The definition of a confounder is somewhat complicated, but VanderWeele & Shpitser (2013) decided
A pre-exposure covariate C is a confounder for the effect of A on Y if
it is a member of some minimally sufficient adjustment set.
A sufficient adjustment set is a set of variables conditioning on which is sufficient to remove confounding. Using the language of causal graphs, it is a set of variables that blocks all back-door paths from treatment to the outcome and doesn't block any front-door paths. A minimally sufficient adjustment set is a sufficient adjustment set for which no proper subset is also a sufficient adjustment set.

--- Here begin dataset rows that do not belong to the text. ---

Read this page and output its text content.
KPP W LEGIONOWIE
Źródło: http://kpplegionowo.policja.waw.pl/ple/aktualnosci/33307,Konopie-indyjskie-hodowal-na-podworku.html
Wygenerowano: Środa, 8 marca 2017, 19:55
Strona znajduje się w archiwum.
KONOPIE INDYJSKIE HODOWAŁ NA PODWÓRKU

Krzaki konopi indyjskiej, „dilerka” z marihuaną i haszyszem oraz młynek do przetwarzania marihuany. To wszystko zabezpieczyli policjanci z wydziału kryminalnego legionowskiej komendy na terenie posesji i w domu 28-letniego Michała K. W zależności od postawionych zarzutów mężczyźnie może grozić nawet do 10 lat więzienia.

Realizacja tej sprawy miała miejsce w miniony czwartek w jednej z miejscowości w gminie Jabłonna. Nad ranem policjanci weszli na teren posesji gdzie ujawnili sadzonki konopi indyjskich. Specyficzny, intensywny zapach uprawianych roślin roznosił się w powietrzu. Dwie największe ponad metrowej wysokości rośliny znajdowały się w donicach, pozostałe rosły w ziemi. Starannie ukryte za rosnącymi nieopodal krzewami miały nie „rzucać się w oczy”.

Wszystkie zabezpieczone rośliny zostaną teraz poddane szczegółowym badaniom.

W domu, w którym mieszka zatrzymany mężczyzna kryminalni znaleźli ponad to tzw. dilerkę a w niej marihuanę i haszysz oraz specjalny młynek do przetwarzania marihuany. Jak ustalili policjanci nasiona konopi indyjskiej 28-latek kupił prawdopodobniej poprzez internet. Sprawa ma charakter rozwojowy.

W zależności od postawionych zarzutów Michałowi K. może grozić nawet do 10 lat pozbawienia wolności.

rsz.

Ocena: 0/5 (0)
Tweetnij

The main result of Rosenbaum & Rubin (1983) is that, for a sufficient adjustment set, it is sufficient to condition on the conditional probability of treatment given that same set of variables to eliminate confounding. Formally, consider the collection $X$ of all variables $x_1, ... x_k$ that are not caused by the treatment ($A$) or outcome ($Y$). Now consider a subset of $X$, called $V$. If $Y^A \perp A|V$, that is, if $V$ is a sufficient adjustment set, then $Y^A \perp A|e(V)$, where $e(V)=P(A=1|V)$ is the propensity score. This means that we can estimate a treatment effect within strata of $e(V)$, and those treatment effects will be unbiased (i.e., free of confounding). This is what justifies propensity score matching, subclassification, and regression (although these all have additional requirements and assumptions, so don't go running off using them without understanding what else is required and how these techniques differ).
"Covariate" is usually not rigorously defined in the context of causal inference. It usually refers to $X$, the collection of variables not caused by treatment, some of which form a sufficient adjustment set. $X$ usually contains confounders, instrumental variables (variables that cause selection into treatment but have no direct effect on the outcome), prognostic variables (variables that cause variation in the outcome but are independent of the treatment), and irrelevant variables (variables that cause neither selection into treatment nor variation in the outcome). There may also be some bias-inducing variables that, when conditioned upon, induce bias in an effect estimate.
In propensity score (and other causal) analyses, it is up to the researcher to select a subset of $X$, namely $V$, that is a sufficient adjustment set. $V$ will then contain confounders (i.e., variables part of a minimally sufficient adjustment set) and other covariates (if any). Typically theory is used to select $V$, though there have been some attempts to use machine learning to select them (e.g., Shortreed & Ertefaie, 2017; Koch, Vock, & Wilson, 2018).
To sum up, a treatment effect estimate is unbiased conditional on a sufficient adjustment set. It is also unbiased conditional on a propensity score formed from that sufficient adjustment set. A sufficient adjustment set is a subset of variables not caused by treatment, often called covariates, that is sufficient to remove confounding. A confounder is a member of a minimally sufficient adjustment set. Adjustment sets will contain confounders and, though not necessarily, other covariates. Here's a Venn diagram to display these distinctions:
Koch, B., Vock, D. M., & Wolfson, J. (2018). Covariate selection with group lasso and doubly robust estimation of causal effects. Biometrics, 74(1), 8–17.
Rosenbaum, P. R., & Rubin, D. B. (1983). The central role of the propensity score in observational studies for causal effects. Biometrika, 70(1), 41–55.
VanderWeele, T. J., & Shpitser, I. (2013). On the definition of a confounder. Annals of Statistics, 41(1), 196–220.
Shortreed, S. M., & Ertefaie, A. (2017). Outcome-adaptive lasso: Variable selection for causal inference: Outcome-Adaptive Lasso. Biometrics, 73(4), 1111–1122.